Intentionally misleading and truncated
What Clinton actually said (on March 1 1993 [13]) was:
We can't be so fixated on our desire to preserve the rights of ordinary Americans to legitimately own handguns and rifles—it's something I strongly support—we can't be so fixated on that that we are unable to think about the reality of life that millions of Americans face on streets that are unsafe, under conditions that no other nation—no other nations—has permitted to exist.
http://www.presidency.ucsb.edu/ws/index.php?pid=46264
Baloney
Article I, Section 8 of the Constitution begins with the phrase “The Congress shall have the power to lay and collect taxes.
Only three limitations are placed on that power,
none of which bars a tax on wages.

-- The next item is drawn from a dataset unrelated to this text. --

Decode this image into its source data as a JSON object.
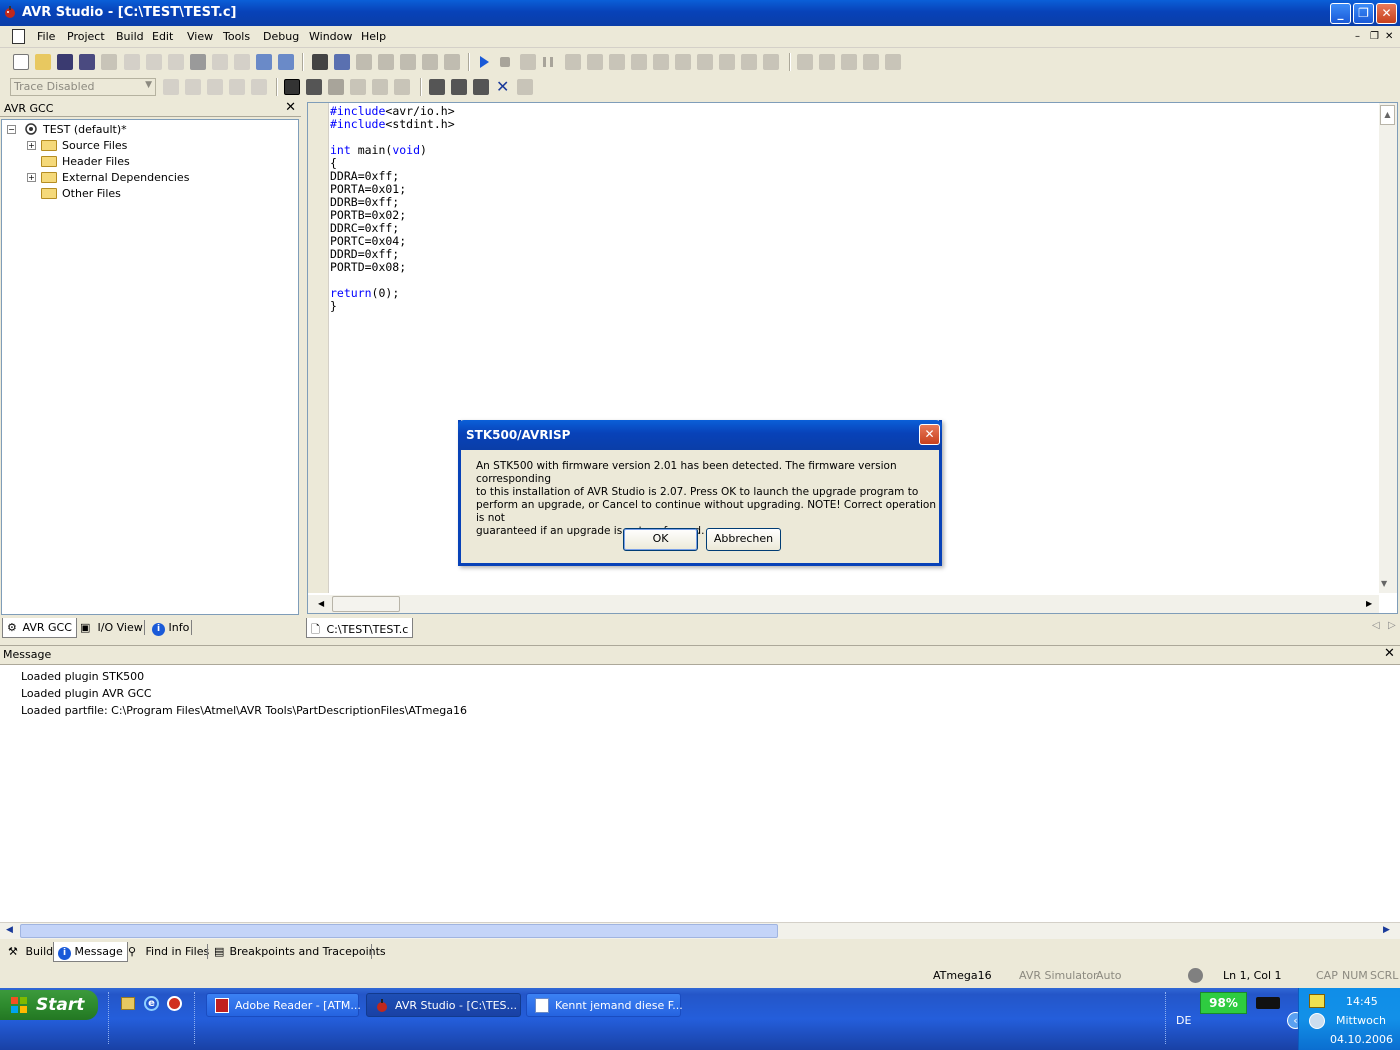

One limitation, however, was a requirement that taxes be “apportioned among the several states.”
US Constitution, Article I, Section 8
http://www.usconstitution.net/const.html#A1Sec8
These false statements were all in the first ten or fifteen minutes. I fast forward to about half way through the film, and he was still blabbing about taxes and the IRS.
This is standard tax conspiracist tripe. Stuff that has been debunked over and over, but is grasped onto by a handful of anti-tax cranks.
This could have been a worthwhile film, if he’d focused on Patriot Act, Enemy combatant statutes, REAL ID act, and warrantless wiretapping, instead of this anti-tax crackpot stuff.
Finally, let’s recall this is the guy who claims to have shown his film at the Cannes Film Festival. A cursory review, shows that it was never shown at the Cannes Festival. He rented a blowup screen, and showed it on the beach at Cannes.
Sorry, beefy. Don’t take offense. This is just my critique of the film. I actually tried to watch it.